After the local economy began to experience difficulties he was forced to sell his business and he was engaged by pearler Ancell Clement Gregory to manage the Dampier Hotel. In 1918 his wife left him and returned to Japan, dying soon after. He was remarried in 1920 to Shigeno "Theresa" Murata at the Broome Registry Office.
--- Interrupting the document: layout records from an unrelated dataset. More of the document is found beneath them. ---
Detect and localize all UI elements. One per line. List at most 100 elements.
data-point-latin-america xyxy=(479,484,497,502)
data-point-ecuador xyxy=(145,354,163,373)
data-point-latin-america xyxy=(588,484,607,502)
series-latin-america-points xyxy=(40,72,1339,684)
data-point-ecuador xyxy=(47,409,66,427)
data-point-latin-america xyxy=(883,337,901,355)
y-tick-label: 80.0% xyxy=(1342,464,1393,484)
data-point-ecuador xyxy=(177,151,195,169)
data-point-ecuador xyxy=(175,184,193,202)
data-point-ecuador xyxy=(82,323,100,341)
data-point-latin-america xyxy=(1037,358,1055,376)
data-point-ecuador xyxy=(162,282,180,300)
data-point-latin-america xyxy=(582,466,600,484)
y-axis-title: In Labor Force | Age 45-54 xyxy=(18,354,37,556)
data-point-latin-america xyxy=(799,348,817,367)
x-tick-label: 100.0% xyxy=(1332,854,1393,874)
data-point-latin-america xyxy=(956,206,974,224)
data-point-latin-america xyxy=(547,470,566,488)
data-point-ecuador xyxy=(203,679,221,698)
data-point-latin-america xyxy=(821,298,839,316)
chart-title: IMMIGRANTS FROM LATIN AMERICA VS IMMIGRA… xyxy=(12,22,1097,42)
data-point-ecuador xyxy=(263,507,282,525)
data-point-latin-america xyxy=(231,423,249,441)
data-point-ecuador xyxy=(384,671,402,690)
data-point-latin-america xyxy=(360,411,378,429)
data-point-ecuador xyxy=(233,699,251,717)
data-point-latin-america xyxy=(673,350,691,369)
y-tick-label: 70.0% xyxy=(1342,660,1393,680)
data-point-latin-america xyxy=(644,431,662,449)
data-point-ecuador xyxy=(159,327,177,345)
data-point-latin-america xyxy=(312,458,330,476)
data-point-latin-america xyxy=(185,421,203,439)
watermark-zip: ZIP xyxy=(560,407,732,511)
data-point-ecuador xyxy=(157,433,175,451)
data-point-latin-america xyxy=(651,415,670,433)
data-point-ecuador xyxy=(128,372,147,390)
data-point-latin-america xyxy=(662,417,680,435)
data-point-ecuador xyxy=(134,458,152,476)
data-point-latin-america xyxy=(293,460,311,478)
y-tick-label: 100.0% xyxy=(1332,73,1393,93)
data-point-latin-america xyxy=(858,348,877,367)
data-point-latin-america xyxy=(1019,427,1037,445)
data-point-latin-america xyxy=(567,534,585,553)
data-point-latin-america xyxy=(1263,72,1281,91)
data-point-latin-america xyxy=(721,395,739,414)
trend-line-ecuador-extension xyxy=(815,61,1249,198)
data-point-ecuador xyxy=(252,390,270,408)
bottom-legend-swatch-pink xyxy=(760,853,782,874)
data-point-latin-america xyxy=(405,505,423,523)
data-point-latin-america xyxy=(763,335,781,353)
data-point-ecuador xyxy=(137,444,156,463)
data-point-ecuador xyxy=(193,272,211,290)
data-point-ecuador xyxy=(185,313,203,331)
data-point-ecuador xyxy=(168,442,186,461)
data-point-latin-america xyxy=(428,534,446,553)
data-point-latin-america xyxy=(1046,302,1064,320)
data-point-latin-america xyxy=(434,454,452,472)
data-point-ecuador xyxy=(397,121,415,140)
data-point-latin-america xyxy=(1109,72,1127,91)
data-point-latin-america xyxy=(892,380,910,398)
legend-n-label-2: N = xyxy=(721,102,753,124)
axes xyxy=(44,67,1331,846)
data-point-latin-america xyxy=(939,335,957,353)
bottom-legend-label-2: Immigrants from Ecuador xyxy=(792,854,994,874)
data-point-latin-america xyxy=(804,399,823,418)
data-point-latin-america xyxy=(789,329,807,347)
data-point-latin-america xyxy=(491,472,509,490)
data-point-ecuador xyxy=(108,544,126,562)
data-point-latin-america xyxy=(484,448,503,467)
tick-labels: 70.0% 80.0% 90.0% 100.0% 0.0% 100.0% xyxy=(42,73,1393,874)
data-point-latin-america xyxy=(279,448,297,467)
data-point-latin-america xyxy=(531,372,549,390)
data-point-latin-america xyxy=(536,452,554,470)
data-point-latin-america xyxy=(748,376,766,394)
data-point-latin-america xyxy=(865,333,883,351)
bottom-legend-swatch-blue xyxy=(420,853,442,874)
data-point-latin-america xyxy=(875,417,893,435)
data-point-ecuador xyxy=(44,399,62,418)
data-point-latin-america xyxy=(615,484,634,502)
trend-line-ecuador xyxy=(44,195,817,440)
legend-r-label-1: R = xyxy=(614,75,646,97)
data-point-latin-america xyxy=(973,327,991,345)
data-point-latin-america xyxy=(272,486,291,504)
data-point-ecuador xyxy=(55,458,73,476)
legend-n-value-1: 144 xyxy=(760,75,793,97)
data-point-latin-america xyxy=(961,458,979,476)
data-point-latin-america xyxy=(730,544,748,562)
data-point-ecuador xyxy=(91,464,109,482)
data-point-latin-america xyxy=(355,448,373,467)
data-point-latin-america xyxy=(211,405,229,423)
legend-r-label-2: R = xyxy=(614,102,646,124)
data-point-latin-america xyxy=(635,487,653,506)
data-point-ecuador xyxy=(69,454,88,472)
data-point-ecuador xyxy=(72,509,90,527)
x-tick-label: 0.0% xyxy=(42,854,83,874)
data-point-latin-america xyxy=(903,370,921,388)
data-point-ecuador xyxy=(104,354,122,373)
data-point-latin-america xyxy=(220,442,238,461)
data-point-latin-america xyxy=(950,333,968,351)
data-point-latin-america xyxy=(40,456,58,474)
In 1921 Murakami and Gregory formed a joint venture to produce cultured pearls, however government intervention scuppered the plans. Murakimi's and Gregory's friendship caused consternation among the class-conscious local community.

===Jockey===
Murakami rode for trainer Ted Hunt in races at the Broome Turf Club with some success.

===Diving suit===
In 1926 developed a patent for a suit for pearl divers that was lighter and more manoeuvrable than traditional suits. Despite this the suit was not commercially successful.

===Darwin===
In 1936, with Gregory's assistance, he and his family moved to Darwin. In Darwin he operated a successful photography business.

===World War II===
With the onset of World War II and as a Japanese born Australian resident he was interned at the Tatura internment camp in Victoria. He was separated from his family after he was accused of being a Japanese spy.

==Death==
Murakami died on 26 June 1944 at Tatura of a heart condition. He had nine children. He was buried at a local cemetery but was later reinterred at the Japanese Cemetery in Cowra, New South Wales.